Opinion
Submitted February 16, 1945 —
Decided May 10, 1945.
1. The adjudication as to capacity and responsibility of an infant under fourteen years of age to testify is to be made by the trial court and the court's judgment will not be reviewed on error unless it is plainly shown to have been made without any evidence to support it.
2. The exclusion of an objectionable question is unavailing on error, even though there was an exception to the ruling.
On appeal from the Supreme Court, whose opinion is reported in 132 N.J.L. 52.
For the appellants, Lewis S. Beers.
For the respondents, Francis L. Thompson and Peter Friedman.
The judgment of the Supreme Court is affirmed, for the reasons expressed by Mr. Justice Perskie whose opinion is reported in 132 N.J.L. 52; 38 Atl. Rep. (2 d) 441.
It was urged before us that the learned trial judge unduly limited counsel in the examination of a witness under fourteen years of age. The majority of the court does not think so.
The following is the rule of law applicable: "The adjudication as to capacity and responsibility" (of an infant under fourteen years of age to testify) "is to be made by the trial court. Its judgment is often said to be an exercise of judicial discretion. Whether that phrase properly describes the nature of the judicial act in admitting infant children as witnesses need not be determined. Whatever its nature may be, it is well settled that the judgment will not be reviewed on error unless it is plainly shown to have been made without any evidence to support it. State v. Cracker, 65 N.J.L. 410; State v. Tolla, 72 Id. 515." State v. Labriola, 75 N.J.L. 483.
The court granted cross-examining counsel the right to inquire as to the qualifications of the infant to testify, although the judge expressed himself as satisfied.
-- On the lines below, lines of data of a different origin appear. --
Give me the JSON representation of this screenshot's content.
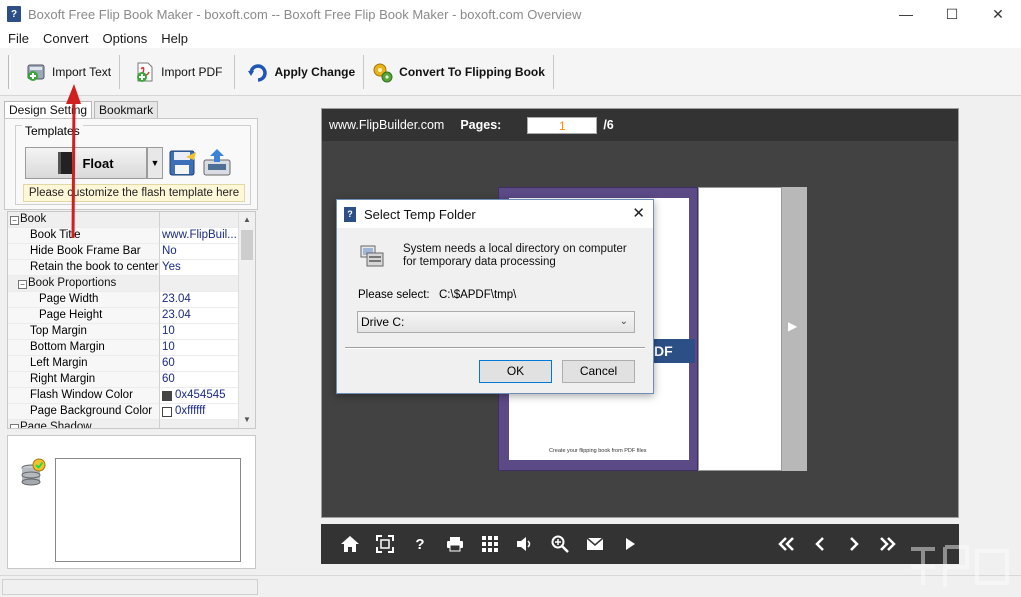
{
  "window": {
    "title": "Boxoft Free Flip Book Maker - boxoft.com -- Boxoft Free Flip Book Maker - boxoft.com Overview",
    "app_icon_glyph": "?",
    "minimize_glyph": "—",
    "maximize_glyph": "☐",
    "close_glyph": "✕"
  },
  "menu": [
    "File",
    "Convert",
    "Options",
    "Help"
  ],
  "toolbar": {
    "import_text": "Import Text",
    "import_pdf": "Import PDF",
    "apply_change": "Apply Change",
    "convert": "Convert To Flipping Book"
  },
  "left_panel": {
    "tabs": [
      "Design Setting",
      "Bookmark"
    ],
    "templates_label": "Templates",
    "template_name": "Float",
    "template_hint": "Please customize the flash template here"
  },
  "property_grid": {
    "rows": [
      {
        "name": "Book",
        "value": "",
        "type": "category",
        "indent": 0,
        "expander": "⊟"
      },
      {
        "name": "Book Title",
        "value": "www.FlipBuil...",
        "indent": 1
      },
      {
        "name": "Hide Book Frame Bar",
        "value": "No",
        "indent": 1
      },
      {
        "name": "Retain the book to center",
        "value": "Yes",
        "indent": 1
      },
      {
        "name": "Book Proportions",
        "value": "",
        "type": "category",
        "indent": 1,
        "expander": "⊟"
      },
      {
        "name": "Page Width",
        "value": "23.04",
        "indent": 2
      },
      {
        "name": "Page Height",
        "value": "23.04",
        "indent": 2
      },
      {
        "name": "Top Margin",
        "value": "10",
        "indent": 1
      },
      {
        "name": "Bottom Margin",
        "value": "10",
        "indent": 1
      },
      {
        "name": "Left Margin",
        "value": "60",
        "indent": 1
      },
      {
        "name": "Right Margin",
        "value": "60",
        "indent": 1
      },
      {
        "name": "Flash Window Color",
        "value": "0x454545",
        "indent": 1,
        "swatch": "#454545"
      },
      {
        "name": "Page Background Color",
        "value": "0xffffff",
        "indent": 1,
        "swatch": "#ffffff"
      },
      {
        "name": "Page Shadow",
        "value": "",
        "type": "category",
        "indent": 0,
        "expander": "⊟"
      }
    ]
  },
  "preview": {
    "url": "www.FlipBuilder.com",
    "pages_label": "Pages:",
    "current_page": "1",
    "total_pages": "/6",
    "pdf_text": "DF",
    "cover_tagline": "Create your flipping book from PDF files",
    "next_glyph": "▶"
  },
  "dialog": {
    "title": "Select Temp Folder",
    "message": "System needs a local directory on computer for temporary data processing",
    "select_label": "Please select:",
    "select_path": "C:\\$APDF\\tmp\\",
    "drive": "Drive C:",
    "ok": "OK",
    "cancel": "Cancel",
    "close_glyph": "✕",
    "chevron_glyph": "⌄"
  },
  "colors": {
    "book_frame": "#424242",
    "cover_purple": "#5b4a86",
    "cover_band": "#2c4f86",
    "page_number": "#ff8a00",
    "annotation_red": "#d11f1f"
  }
}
In the exercise of this right counsel asked the following question: "Who told you that you would not go to Heaven if you did not tell the truth?" This question was properly overruled because it was obviously objectionable. There can be no profit in probing into the source of theological beliefs. The matter was not further pursued. The exclusion of an objectionable question is unavailing on error, even though there was an exception to the ruling.
The judgment is affirmed, with costs.
For affirmance — THE CHANCELLOR, PARKER, BODINE, WELLS, RAFFERTY, DILL, JJ. 6.
For reversal — CASE, HEHER, COLIE, FREUND, JJ. 4.